Taxpayers Weigh Choices Between New and Old Income Tax Regimes for FY 2026-27
Indian taxpayers, particularly salaried individuals and middle-class earners, are beginning to evaluate their options between the existing New and Old Income Tax Regimes for the upcoming Financial Year 2026-27. This decision, critical for financial planning, will determine their tax liabilities based on prevailing income tax rates, slab structures, and the availability of various deductions and exemptions, subject to any potential amendments introduced in future Union Budgets.
The government introduced the New Tax Regime in Budget 2020, aiming to simplify the tax structure by offering lower tax rates in exchange for foregoing most common deductions and exemptions. Conversely, the Old Tax Regime allows taxpayers to claim a wide array of deductions under various sections of the Income Tax Act, 1961, effectively reducing their taxable income, albeit with generally higher base tax rates.
For Financial Year 2026-27, taxpayers will need to choose the regime that best aligns with their income levels, investment habits, and eligible expenses. The New Tax Regime, which became the default option for individuals from Budget 2023, features a simplified slab structure and a standard deduction of ₹50,000 for salaried individuals and pensioners, which was also extended to this regime during the 2023 budget announcements. It also offers a tax rebate for individuals with taxable income up to ₹7 lakh (effectively ₹7.5 lakh with the standard deduction).
Under the Old Tax Regime, individuals can significantly reduce their taxable income by utilizing deductions such as those under Section 80C (for investments like PPF, ELSS, life insurance premiums, up to ₹1.5 lakh), Section 80D (for health insurance premiums), Section 24b (interest on home loan), and various allowances like House Rent Allowance (HRA) and Leave Travel Allowance (LTA). This regime is often preferred by those with substantial investments and expenses that qualify for these deductions.
Key Features and Comparisons for FY 2026-27:
- Tax Slabs (Illustrative, based on current understanding without future budget amendments):
- New Tax Regime:
- Up to ₹3 lakh: Nil
- ₹3 lakh to ₹6 lakh: 5%
- ₹6 lakh to ₹9 lakh: 10%
- ₹9 lakh to ₹12 lakh: 15%
- ₹12 lakh to ₹15 lakh: 20%
- Above ₹15 lakh: 30%
- Old Tax Regime:
- Up to ₹2.5 lakh: Nil (for individuals below 60 years)
- ₹2.5 lakh to ₹5 lakh: 5%
- ₹5 lakh to ₹10 lakh: 20%
- Above ₹10 lakh: 30%
- New Tax Regime:
- Deductions and Exemptions:
- New Tax Regime: Allows for the standard deduction of ₹50,000 for salaried individuals and pensioners.
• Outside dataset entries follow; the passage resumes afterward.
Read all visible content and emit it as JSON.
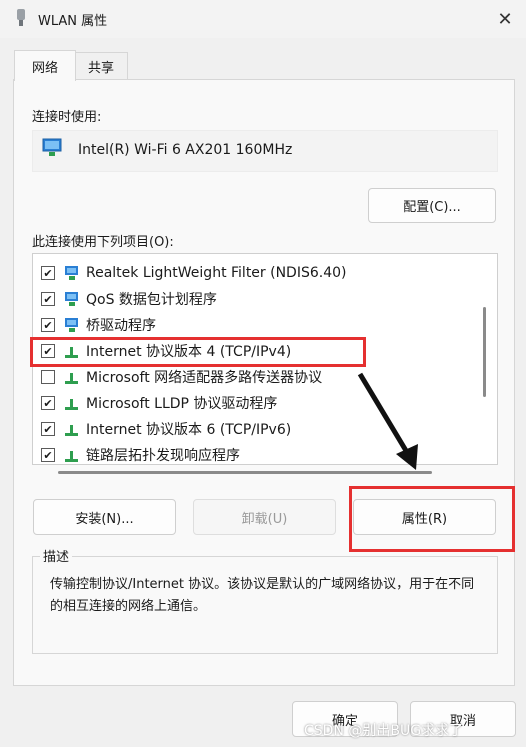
{
  "window": {
    "title": "WLAN 属性",
    "close_glyph": "✕"
  },
  "tabs": [
    {
      "label": "网络"
    },
    {
      "label": "共享"
    }
  ],
  "connect_using": {
    "label": "连接时使用:",
    "adapter": "Intel(R) Wi-Fi 6 AX201 160MHz",
    "configure_button": "配置(C)..."
  },
  "items_section": {
    "label": "此连接使用下列项目(O):",
    "items": [
      {
        "label": "Realtek LightWeight Filter (NDIS6.40)",
        "checked": true,
        "icon": "network-filter-icon"
      },
      {
        "label": "QoS 数据包计划程序",
        "checked": true,
        "icon": "network-filter-icon"
      },
      {
        "label": "桥驱动程序",
        "checked": true,
        "icon": "network-filter-icon"
      },
      {
        "label": "Internet 协议版本 4 (TCP/IPv4)",
        "checked": true,
        "icon": "protocol-icon"
      },
      {
        "label": "Microsoft 网络适配器多路传送器协议",
        "checked": false,
        "icon": "protocol-icon"
      },
      {
        "label": "Microsoft LLDP 协议驱动程序",
        "checked": true,
        "icon": "protocol-icon"
      },
      {
        "label": "Internet 协议版本 6 (TCP/IPv6)",
        "checked": true,
        "icon": "protocol-icon"
      },
      {
        "label": "链路层拓扑发现响应程序",
        "checked": true,
        "icon": "protocol-icon"
      }
    ],
    "check_glyph": "✔"
  },
  "buttons": {
    "install": "安装(N)...",
    "uninstall": "卸载(U)",
    "properties": "属性(R)",
    "ok": "确定",
    "cancel": "取消"
  },
  "description": {
    "legend": "描述",
    "text": "传输控制协议/Internet 协议。该协议是默认的广域网络协议，用于在不同的相互连接的网络上通信。"
  },
  "watermark": "CSDN @别出BUG求求了",
  "colors": {
    "highlight": "#e53030",
    "protocol_green": "#2e9e4f",
    "adapter_blue": "#2a7fd4"
  }
}
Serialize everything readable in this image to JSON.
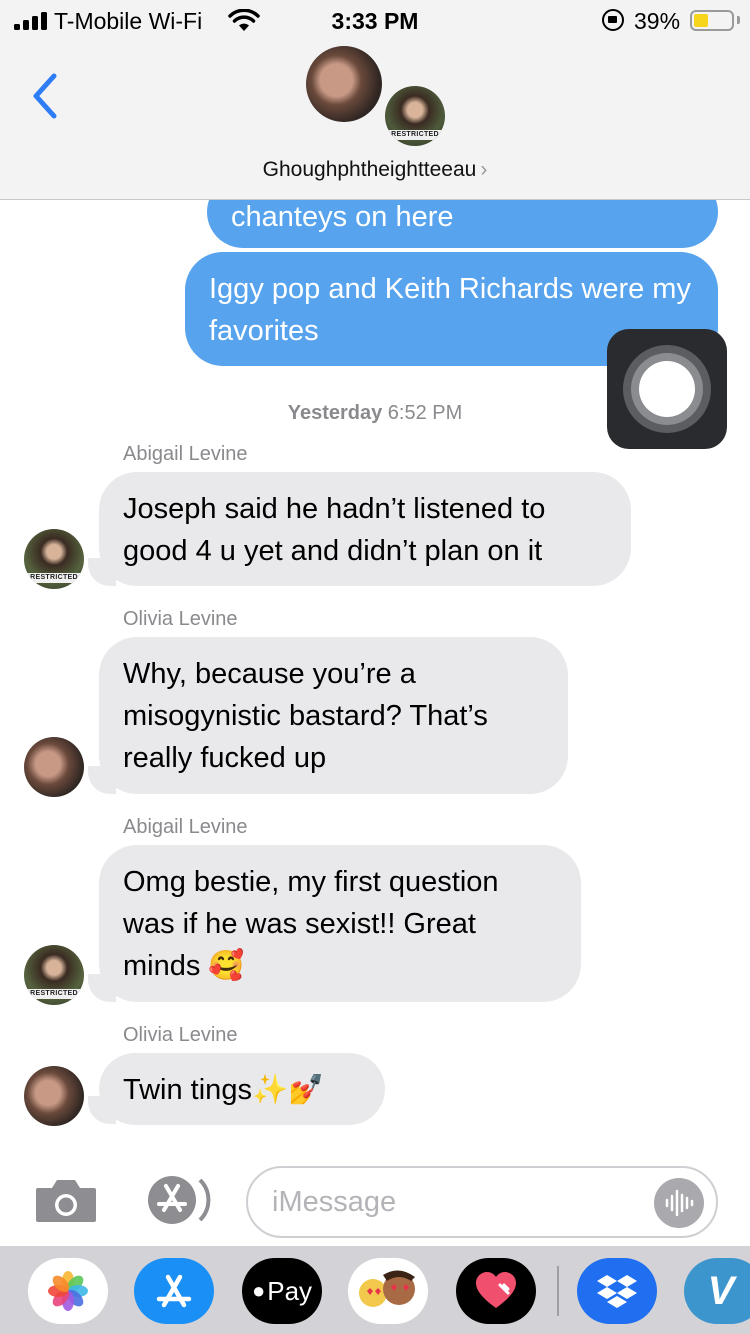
{
  "status_bar": {
    "carrier": "T-Mobile Wi-Fi",
    "time": "3:33 PM",
    "battery_percent": "39%",
    "battery_level": 0.39
  },
  "header": {
    "contact_name": "Ghoughphtheightteeau",
    "chevron": "›",
    "avatar_badge_text": "RESTRICTED"
  },
  "messages": {
    "outgoing": [
      {
        "text": "chanteys on here"
      },
      {
        "text": "Iggy pop and Keith Richards were my favorites"
      }
    ],
    "timestamp_day": "Yesterday",
    "timestamp_time": "6:52 PM",
    "incoming": [
      {
        "sender": "Abigail Levine",
        "text": "Joseph said he hadn’t listened to good 4 u yet and didn’t plan on it"
      },
      {
        "sender": "Olivia Levine",
        "text": "Why, because you’re a misogynistic bastard? That’s really fucked up"
      },
      {
        "sender": "Abigail Levine",
        "text": "Omg bestie, my first question was if he was sexist!! Great minds 🥰"
      },
      {
        "sender": "Olivia Levine",
        "text": "Twin tings✨💅"
      }
    ]
  },
  "input": {
    "placeholder": "iMessage"
  },
  "app_drawer": {
    "apple_pay_label": "Pay",
    "venmo_label": "V"
  }
}
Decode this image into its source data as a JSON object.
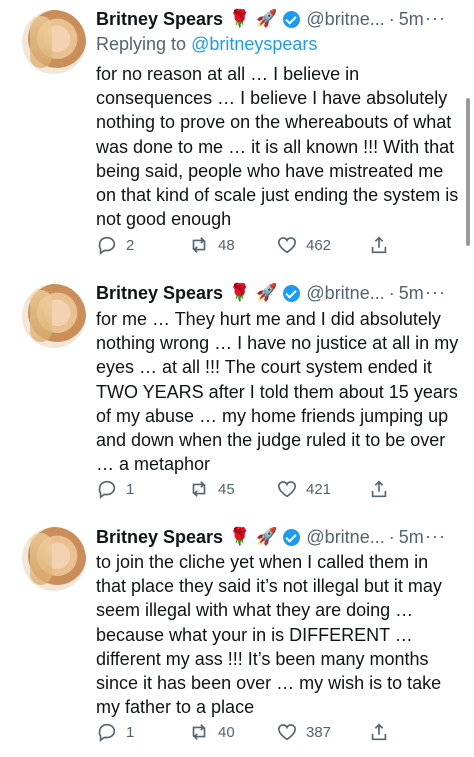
{
  "tweets": [
    {
      "name": "Britney Spears",
      "emoji1": "🌹",
      "emoji2": "🚀",
      "handle": "@britne...",
      "dot": "·",
      "time": "5m",
      "more": "···",
      "reply_prefix": "Replying to",
      "reply_handle": "@britneyspears",
      "text": "for no reason at all … I believe in consequences … I believe I have absolutely nothing to prove on the whereabouts of what was done to me … it is all known !!! With that being said, people who have mistreated me on that kind of scale just ending the system is not good enough",
      "replies": "2",
      "retweets": "48",
      "likes": "462"
    },
    {
      "name": "Britney Spears",
      "emoji1": "🌹",
      "emoji2": "🚀",
      "handle": "@britne...",
      "dot": "·",
      "time": "5m",
      "more": "···",
      "text": "for me … They hurt me and I did absolutely nothing wrong … I have no justice at all in my eyes … at all !!! The court system ended it TWO YEARS after I told them about 15 years of my abuse … my home friends jumping up and down when the judge ruled it to be over … a metaphor",
      "replies": "1",
      "retweets": "45",
      "likes": "421"
    },
    {
      "name": "Britney Spears",
      "emoji1": "🌹",
      "emoji2": "🚀",
      "handle": "@britne...",
      "dot": "·",
      "time": "5m",
      "more": "···",
      "text": "to join the cliche yet when I called them in that place they said it’s not illegal but it may seem illegal with what they are doing … because what your in is DIFFERENT … different my ass !!! It’s been many months since it has been over … my wish is to take my father to a place",
      "replies": "1",
      "retweets": "40",
      "likes": "387"
    }
  ],
  "colors": {
    "accent": "#1d9bf0",
    "secondary_text": "#536471",
    "primary_text": "#0f1419",
    "rose": "#d21f3c"
  }
}
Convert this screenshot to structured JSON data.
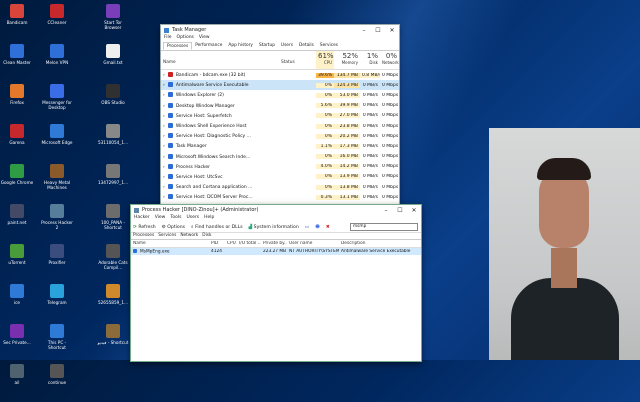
{
  "desktop": {
    "col1": [
      {
        "label": "Bandicam",
        "color": "#d9453a"
      },
      {
        "label": "Clean Master",
        "color": "#2e6fd8"
      },
      {
        "label": "Firefox",
        "color": "#e4782b"
      },
      {
        "label": "Garena",
        "color": "#c6282b"
      },
      {
        "label": "Google Chrome",
        "color": "#2e9b45"
      },
      {
        "label": "paint.net",
        "color": "#444a66"
      },
      {
        "label": "uTorrent",
        "color": "#4a9c3a"
      },
      {
        "label": "ice",
        "color": "#2f7ad6"
      },
      {
        "label": "Sec Private...",
        "color": "#7a2fae"
      },
      {
        "label": "ail",
        "color": "#4f6270"
      }
    ],
    "col2": [
      {
        "label": "CCleaner",
        "color": "#c6282b"
      },
      {
        "label": "Melon VPN",
        "color": "#2e6fd8"
      },
      {
        "label": "Messenger for Desktop",
        "color": "#3a6ee8"
      },
      {
        "label": "Microsoft Edge",
        "color": "#2f7ad6"
      },
      {
        "label": "Heavy Metal Machines",
        "color": "#8a5a2a"
      },
      {
        "label": "Process Hacker 2",
        "color": "#567d9a"
      },
      {
        "label": "Proxifier",
        "color": "#3a4d7e"
      },
      {
        "label": "Telegram",
        "color": "#2aa3dc"
      },
      {
        "label": "This PC - Shortcut",
        "color": "#2f7ad6"
      },
      {
        "label": "continue",
        "color": "#555"
      }
    ],
    "col3": [
      {
        "label": "Start Tor Browser",
        "color": "#7a3fb8"
      },
      {
        "label": "Gmail.txt",
        "color": "#eee"
      },
      {
        "label": "OBS Studio",
        "color": "#303030"
      },
      {
        "label": "53110054_1...",
        "color": "#888"
      },
      {
        "label": "13472997_1...",
        "color": "#777"
      },
      {
        "label": "100_PANA - Shortcut",
        "color": "#6c6c6c"
      },
      {
        "label": "Adorable Cats Compil...",
        "color": "#555"
      },
      {
        "label": "52655859_1...",
        "color": "#d08a2c"
      },
      {
        "label": "فيديو - Shortcut",
        "color": "#8b6b3a"
      }
    ]
  },
  "taskmgr": {
    "title": "Task Manager",
    "menu": [
      "File",
      "Options",
      "View"
    ],
    "tabs": [
      "Processes",
      "Performance",
      "App history",
      "Startup",
      "Users",
      "Details",
      "Services"
    ],
    "head": {
      "name": "Name",
      "status": "Status",
      "cpu_pct": "61%",
      "cpu": "CPU",
      "mem_pct": "52%",
      "mem": "Memory",
      "disk_pct": "1%",
      "disk": "Disk",
      "net_pct": "0%",
      "net": "Network"
    },
    "rows": [
      {
        "name": "Bandicam - bdcam.exe (32 bit)",
        "cpu": "39.6%",
        "mem": "134.7 MB",
        "disk": "0.8 MB/s",
        "net": "0 Mbps"
      },
      {
        "name": "Antimalware Service Executable",
        "cpu": "0%",
        "mem": "124.3 MB",
        "disk": "0 MB/s",
        "net": "0 Mbps"
      },
      {
        "name": "Windows Explorer (2)",
        "cpu": "0%",
        "mem": "53.0 MB",
        "disk": "0 MB/s",
        "net": "0 Mbps"
      },
      {
        "name": "Desktop Window Manager",
        "cpu": "5.6%",
        "mem": "39.9 MB",
        "disk": "0 MB/s",
        "net": "0 Mbps"
      },
      {
        "name": "Service Host: Superfetch",
        "cpu": "0%",
        "mem": "27.0 MB",
        "disk": "0 MB/s",
        "net": "0 Mbps"
      },
      {
        "name": "Windows Shell Experience Host",
        "cpu": "0%",
        "mem": "23.8 MB",
        "disk": "0 MB/s",
        "net": "0 Mbps"
      },
      {
        "name": "Service Host: Diagnostic Policy ...",
        "cpu": "0%",
        "mem": "20.2 MB",
        "disk": "0 MB/s",
        "net": "0 Mbps"
      },
      {
        "name": "Task Manager",
        "cpu": "1.1%",
        "mem": "17.3 MB",
        "disk": "0 MB/s",
        "net": "0 Mbps"
      },
      {
        "name": "Microsoft Windows Search Inde...",
        "cpu": "0%",
        "mem": "16.0 MB",
        "disk": "0 MB/s",
        "net": "0 Mbps"
      },
      {
        "name": "Process Hacker",
        "cpu": "4.0%",
        "mem": "14.2 MB",
        "disk": "0 MB/s",
        "net": "0 Mbps"
      },
      {
        "name": "Service Host: UtcSvc",
        "cpu": "0%",
        "mem": "13.9 MB",
        "disk": "0 MB/s",
        "net": "0 Mbps"
      },
      {
        "name": "Search and Cortana application ...",
        "cpu": "0%",
        "mem": "13.8 MB",
        "disk": "0 MB/s",
        "net": "0 Mbps"
      },
      {
        "name": "Service Host: DCOM Server Proc...",
        "cpu": "0.3%",
        "mem": "13.1 MB",
        "disk": "0 MB/s",
        "net": "0 Mbps"
      }
    ]
  },
  "phacker": {
    "title": "Process Hacker [DINO-Zinou]+ (Administrator)",
    "menu": [
      "Hacker",
      "View",
      "Tools",
      "Users",
      "Help"
    ],
    "toolbar": {
      "refresh": "Refresh",
      "options": "Options",
      "find": "Find handles or DLLs",
      "sysinfo": "System information"
    },
    "search_value": "msmp",
    "tabs": [
      "Processes",
      "Services",
      "Network",
      "Disk"
    ],
    "head": {
      "name": "Name",
      "pid": "PID",
      "cpu": "CPU",
      "io": "I/O total ...",
      "priv": "Private by...",
      "user": "User name",
      "desc": "Description"
    },
    "row": {
      "name": "MsMpEng.exe",
      "pid": "4124",
      "cpu": "",
      "io": "",
      "priv": "223.27 MB",
      "user": "NT AUTHORITY\\SYSTEM",
      "desc": "Antimalware Service Executable"
    }
  }
}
Most other common deductions (e.g., 80C, 80D, HRA, LTA) are not permitted.
- Old Tax Regime: Permits a wide range of deductions including Section 80C (up to ₹1.5 lakh), Section 80D, HRA, LTA, interest on home loans (Section 24b), and the standard deduction of ₹50,000 for salaried individuals.
- Rebate Limit:
- New Tax Regime: Full tax rebate for taxable income up to ₹7 lakh.
- Old Tax Regime: Full tax rebate for taxable income up to ₹5 lakh (under Section 87A).
- Default Option: The New Tax Regime is the default choice for taxpayers unless they explicitly opt for the Old Tax Regime when filing their income tax returns or through intimation to their employer.
The selection between these two regimes requires a careful assessment of individual financial circumstances. While the New Tax Regime offers lower rates and fewer compliance requirements for those with minimal deductions, the Old Tax Regime remains advantageous for taxpayers who utilize a significant number of available deductions and exemptions to reduce their overall tax liability. Taxpayers are advised to conduct a detailed comparison based on their projected income and expenses for FY 2026-27. Further clarity or amendments related to these regimes may emerge with the presentation of the Union Budget preceding the financial year.